With the latest surprise boost in Canadian employment statistics, our nation’s unemployment level fell to just six percent. That’s a number most economists consider to be Canada’s full employment line. When we hit six percent, that’s when our workforce is, for all practicable purposes, fully engaged.

That is the number the nation was at pre-COVID, those heady long ago days before lockdowns and social media battles over vaccine policies took over everyone’s Facebook feed. That is also the number unemployment was at pre-COVID, when those in the hospitality industry and specialized trades were scrambling to fill out their rosters.
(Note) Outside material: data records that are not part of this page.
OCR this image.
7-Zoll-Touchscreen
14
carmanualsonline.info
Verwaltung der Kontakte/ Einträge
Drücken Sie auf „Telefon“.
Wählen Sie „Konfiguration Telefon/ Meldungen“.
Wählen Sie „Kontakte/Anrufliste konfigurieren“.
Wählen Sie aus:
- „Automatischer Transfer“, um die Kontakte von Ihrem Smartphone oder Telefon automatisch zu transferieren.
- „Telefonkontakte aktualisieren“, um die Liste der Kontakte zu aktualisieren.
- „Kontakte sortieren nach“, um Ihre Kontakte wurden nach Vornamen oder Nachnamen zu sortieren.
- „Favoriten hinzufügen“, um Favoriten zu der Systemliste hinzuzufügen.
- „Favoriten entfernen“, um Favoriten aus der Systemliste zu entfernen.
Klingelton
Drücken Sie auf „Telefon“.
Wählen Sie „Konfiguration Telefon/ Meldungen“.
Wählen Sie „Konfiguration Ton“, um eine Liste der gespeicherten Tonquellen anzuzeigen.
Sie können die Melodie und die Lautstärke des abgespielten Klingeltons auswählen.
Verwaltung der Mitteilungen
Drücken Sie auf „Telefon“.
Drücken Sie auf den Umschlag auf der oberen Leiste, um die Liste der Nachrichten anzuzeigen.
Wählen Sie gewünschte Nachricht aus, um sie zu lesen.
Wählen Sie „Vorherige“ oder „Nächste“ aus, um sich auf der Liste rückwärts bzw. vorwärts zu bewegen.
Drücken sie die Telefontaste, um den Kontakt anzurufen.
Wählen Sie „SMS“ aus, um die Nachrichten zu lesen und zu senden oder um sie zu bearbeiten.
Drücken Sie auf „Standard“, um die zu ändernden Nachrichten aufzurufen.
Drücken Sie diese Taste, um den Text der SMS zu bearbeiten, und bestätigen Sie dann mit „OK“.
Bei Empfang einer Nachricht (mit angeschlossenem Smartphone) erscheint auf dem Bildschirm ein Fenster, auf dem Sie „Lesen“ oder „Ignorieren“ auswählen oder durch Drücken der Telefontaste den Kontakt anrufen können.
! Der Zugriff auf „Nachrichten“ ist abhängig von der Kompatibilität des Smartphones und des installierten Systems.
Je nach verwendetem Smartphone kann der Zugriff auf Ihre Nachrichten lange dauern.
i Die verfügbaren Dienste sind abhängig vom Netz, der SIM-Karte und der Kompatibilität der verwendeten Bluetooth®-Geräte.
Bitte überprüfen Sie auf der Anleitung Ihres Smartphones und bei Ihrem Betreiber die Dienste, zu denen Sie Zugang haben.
This all should not be coming as a surprise to anyone in government. The issue has been front and centre for neigh onto two decades as human resources experts, economists and health officials sounded the alarm over the impending crisis as the baby boom generation entered retirement age. A declining workforce and an aging population are putting strains on our economy and there has been little more than lip service paid to it by politicians of all stripes.

Inflation is going to be an issue going forward, but it won’t be due to the influx of dollars desperately needed by struggling families hard hit by the pandemic or the printing of dollars by government (that’s quantitative easing in government-speak). Sorry Pierre Poilievre, we know the temptation to score political points is too hard for an ardent partisan to pass up, but our nation really needs more than bluster and partisan spin to weather the coming storm. 

That storm has the potential to cause major disruptions in Canadian society and our nation’s economy, disruptions that could make the pandemic seem like a quiet, peaceful walk in the park. The baby bust isn’t a bolt out of the blue, it isn’t (or shouldn’t be) any surprise to anyone. It is a storm that has been on the radar for decades and has now heaved into plain view—or would have if not for the pandemic fog.

Some of the answers will lie in increased and innovative use of technology, some of the answers will involve increased immigration (likely focused on skilled trades and other key sectors), but each of these solutions will involve their own confounding challenges. But what we don’t need are politicians, of any stripe, engaging in willful ignorance for partisan purposes. The world has always possessed far too much of that and it is a luxury we all can ill afford.

Our nation’s policymakers must roll up their sleeves and look past the election cycle and inflammatory political talking points to formulate sound economic and social policy that will safely helm our nation through the stormy waters ahead.